Some Effects of The Federal Reserve's Actions On
The Luxury Second Home Real Estate Market
Over the past couple of months the Federal Reserve of the United States, and other Federal Reserve Organizations around the world have implemented and plan to implement unprecedented levels of liquid into the financial system of the United States. These actions have been critical in abating and battling against a death spiral of broad asset deflation and investment de-leveraging. To combat rapid asset deflation it makes sense to implement a broad array of inflationary measures. In simple terms, when assets are deflating in a distorted manner due to system risks and a lack of confidence outside of normal economic cycles, at a speed that could cause an economic depression, every effort to stop it is necessary.
However, implementing inflationary measures of this size and scope is a tricky game as once the deflationary cycle is forced to bottom; global economies could be faced with an issue of inflation. Inflation is a battle that the US Federal Reserve knows how to battle very well, and at this time would be a welcomed change.
The effects of decreased credit and liquidity overall has had a dramatic effect of both the price and availability of real estate in many different sectors. For the purposes of this post we will focus on the effects on global pre-construction luxury second home – investment real estate since this sector is our core business.
The immediate effect has been the lack of new mid-tier developments being launched in the countries in which we represent pre-construction real estate. Developers that planned or had planned to embark on new real estate projects and were depending on bank financing and or leverage to be able to build have mostly postponed or cancelled their projects for the present time period.

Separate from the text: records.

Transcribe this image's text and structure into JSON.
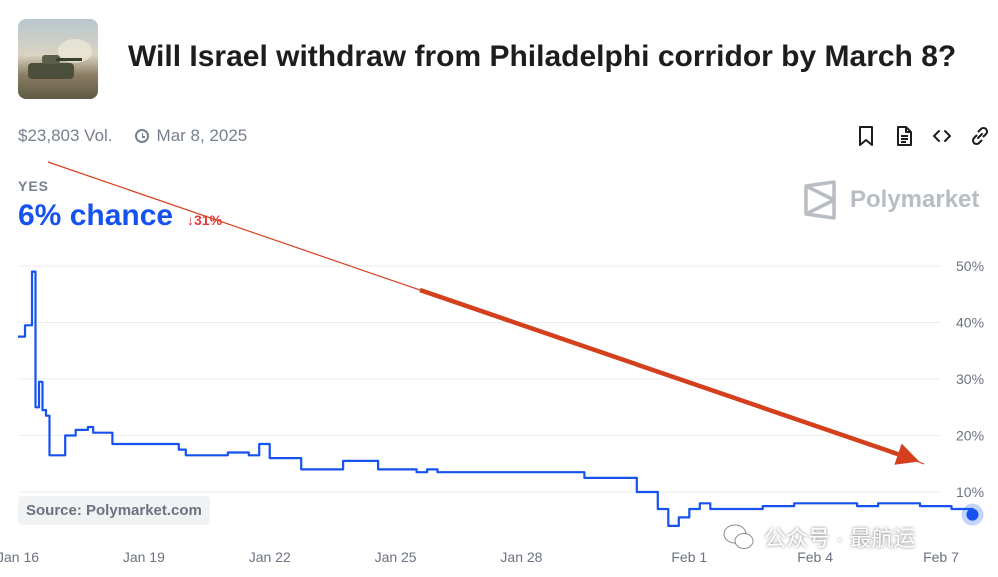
{
  "header": {
    "title": "Will Israel withdraw from Philadelphi corridor by March 8?",
    "volume": "$23,803 Vol.",
    "end_date": "Mar 8, 2025"
  },
  "icons": [
    "bookmark-icon",
    "document-icon",
    "embed-code-icon",
    "link-icon"
  ],
  "outcome": {
    "label": "YES",
    "chance": "6% chance",
    "change": "↓31%",
    "change_color": "#e23939"
  },
  "brand": {
    "name": "Polymarket"
  },
  "source": "Source: Polymarket.com",
  "watermark": "公众号 · 最航运",
  "colors": {
    "line": "#1652f0",
    "arrow": "#d4401d"
  },
  "chart_data": {
    "type": "line",
    "title": "",
    "xlabel": "",
    "ylabel": "",
    "x_ticks": [
      "Jan 16",
      "Jan 19",
      "Jan 22",
      "Jan 25",
      "Jan 28",
      "Feb 1",
      "Feb 4",
      "Feb 7"
    ],
    "y_ticks": [
      "10%",
      "20%",
      "30%",
      "40%",
      "50%"
    ],
    "ylim": [
      0,
      50
    ],
    "grid": true,
    "x_range": [
      "Jan 16",
      "Feb 7"
    ],
    "series": [
      {
        "points": [
          [
            "Jan 16 00:00",
            37.5
          ],
          [
            "Jan 16 04:00",
            39.5
          ],
          [
            "Jan 16 06:00",
            39.5
          ],
          [
            "Jan 16 08:00",
            49
          ],
          [
            "Jan 16 10:00",
            25
          ],
          [
            "Jan 16 12:00",
            29.5
          ],
          [
            "Jan 16 14:00",
            24.5
          ],
          [
            "Jan 16 16:00",
            23.5
          ],
          [
            "Jan 16 18:00",
            16.5
          ],
          [
            "Jan 17 00:00",
            16.5
          ],
          [
            "Jan 17 03:00",
            20
          ],
          [
            "Jan 17 06:00",
            20
          ],
          [
            "Jan 17 09:00",
            21
          ],
          [
            "Jan 17 16:00",
            21.5
          ],
          [
            "Jan 17 19:00",
            20.5
          ],
          [
            "Jan 18 00:00",
            20.5
          ],
          [
            "Jan 18 06:00",
            18.5
          ],
          [
            "Jan 19 14:00",
            18.5
          ],
          [
            "Jan 19 20:00",
            17.5
          ],
          [
            "Jan 20 00:00",
            16.5
          ],
          [
            "Jan 21 00:00",
            17
          ],
          [
            "Jan 21 12:00",
            16.5
          ],
          [
            "Jan 21 18:00",
            18.5
          ],
          [
            "Jan 22 00:00",
            16
          ],
          [
            "Jan 22 12:00",
            16
          ],
          [
            "Jan 22 18:00",
            14
          ],
          [
            "Jan 23 12:00",
            14
          ],
          [
            "Jan 23 18:00",
            15.5
          ],
          [
            "Jan 24 06:00",
            15.5
          ],
          [
            "Jan 24 14:00",
            14
          ],
          [
            "Jan 25 06:00",
            14
          ],
          [
            "Jan 25 12:00",
            13.5
          ],
          [
            "Jan 25 18:00",
            14
          ],
          [
            "Jan 26 00:00",
            13.5
          ],
          [
            "Jan 29 06:00",
            13.5
          ],
          [
            "Jan 29 12:00",
            12.5
          ],
          [
            "Jan 30 12:00",
            12.5
          ],
          [
            "Jan 30 18:00",
            10
          ],
          [
            "Jan 31 00:00",
            10
          ],
          [
            "Jan 31 06:00",
            7
          ],
          [
            "Jan 31 12:00",
            4
          ],
          [
            "Jan 31 18:00",
            5.5
          ],
          [
            "Feb 1 00:00",
            7
          ],
          [
            "Feb 1 06:00",
            8
          ],
          [
            "Feb 1 12:00",
            7
          ],
          [
            "Feb 2 00:00",
            7
          ],
          [
            "Feb 2 12:00",
            7
          ],
          [
            "Feb 2 18:00",
            7.5
          ],
          [
            "Feb 3 00:00",
            7.5
          ],
          [
            "Feb 3 12:00",
            8
          ],
          [
            "Feb 4 00:00",
            8
          ],
          [
            "Feb 5 00:00",
            7.5
          ],
          [
            "Feb 5 12:00",
            8
          ],
          [
            "Feb 6 00:00",
            8
          ],
          [
            "Feb 6 12:00",
            7.5
          ],
          [
            "Feb 7 06:00",
            7
          ],
          [
            "Feb 7 18:00",
            6
          ]
        ]
      }
    ]
  }
}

Because of stricter qualification levels and unfavorable lending terms it has become nearly impossible for many developers to secure available lines of credit and financing to begin a new real estate project. If possible, many developers in the mid-tier level ($300k - $500k per residence) have decided and/or been forced to wait to begin pre-sales and real estate development until the credit markets open more and better financing becomes available.

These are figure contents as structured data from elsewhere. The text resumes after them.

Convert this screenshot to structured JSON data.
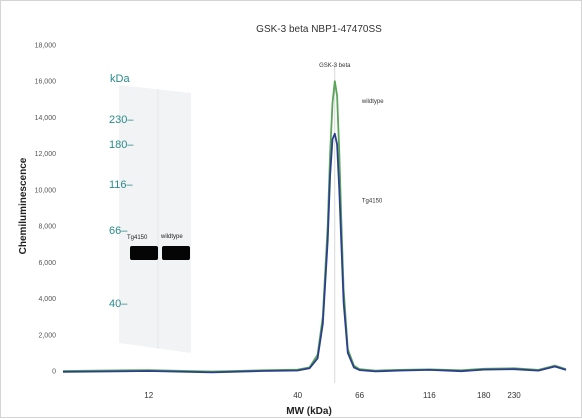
{
  "chart_data": {
    "type": "line",
    "title": "GSK-3 beta  NBP1-47470SS",
    "xlabel": "MW (kDa)",
    "ylabel": "Chemiluminescence",
    "ylim": [
      0,
      18000
    ],
    "yticks": [
      0,
      2000,
      4000,
      6000,
      8000,
      10000,
      12000,
      14000,
      16000,
      18000
    ],
    "ytick_labels": [
      "0",
      "2,000",
      "4,000",
      "6,000",
      "8,000",
      "10,000",
      "12,000",
      "14,000",
      "16,000",
      "18,000"
    ],
    "xlim": [
      6,
      350
    ],
    "xscale": "log",
    "xticks": [
      12,
      40,
      66,
      116,
      180,
      230
    ],
    "xtick_labels": [
      "12",
      "40",
      "66",
      "116",
      "180",
      "230"
    ],
    "grid": false,
    "colors": {
      "wildtype": "#5aa55a",
      "Tg4150": "#2c3f8c"
    },
    "annotations": [
      {
        "text": "GSK-3 beta",
        "x": 54
      },
      {
        "text": "wildtype",
        "x": 62,
        "y": 14800
      },
      {
        "text": "Tg4150",
        "x": 62,
        "y": 9300
      }
    ],
    "series": [
      {
        "name": "wildtype",
        "x": [
          6,
          12,
          20,
          30,
          40,
          44,
          47,
          49,
          51,
          52,
          53,
          54,
          55,
          56,
          57,
          58,
          60,
          63,
          66,
          75,
          90,
          116,
          150,
          180,
          230,
          280,
          320,
          350
        ],
        "y": [
          0,
          50,
          -30,
          40,
          80,
          200,
          900,
          3000,
          8000,
          12000,
          14800,
          16000,
          15200,
          12000,
          8000,
          4500,
          1200,
          300,
          100,
          20,
          60,
          90,
          40,
          120,
          150,
          60,
          300,
          100
        ]
      },
      {
        "name": "Tg4150",
        "x": [
          6,
          12,
          20,
          30,
          40,
          44,
          47,
          49,
          51,
          52,
          53,
          54,
          55,
          56,
          57,
          58,
          60,
          63,
          66,
          75,
          90,
          116,
          150,
          180,
          230,
          280,
          320,
          350
        ],
        "y": [
          -50,
          0,
          -80,
          0,
          30,
          150,
          700,
          2600,
          7200,
          10800,
          12800,
          13100,
          12500,
          10000,
          6800,
          3800,
          1000,
          200,
          50,
          -20,
          20,
          60,
          -10,
          80,
          100,
          20,
          250,
          60
        ]
      }
    ]
  },
  "blot": {
    "unit_label": "kDa",
    "markers": [
      {
        "label": "230",
        "kda": 230
      },
      {
        "label": "180",
        "kda": 180
      },
      {
        "label": "116",
        "kda": 116
      },
      {
        "label": "66",
        "kda": 66
      },
      {
        "label": "40",
        "kda": 40
      }
    ],
    "lanes": [
      "Tg4150",
      "wildtype"
    ]
  }
}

Real Estate project postponement and cancellation has happened less in higher end developments ($500k - $3M) and those that have already broken ground with secure funding. These real estate projects are the highest end developments in the most desired locales globally, and continue with construction and sales at a consistent level. Believe it or not, several of the real estate opportunities we represent outside of the US, have just implemented across the board price increases due to rapid sales and the launch of new phases.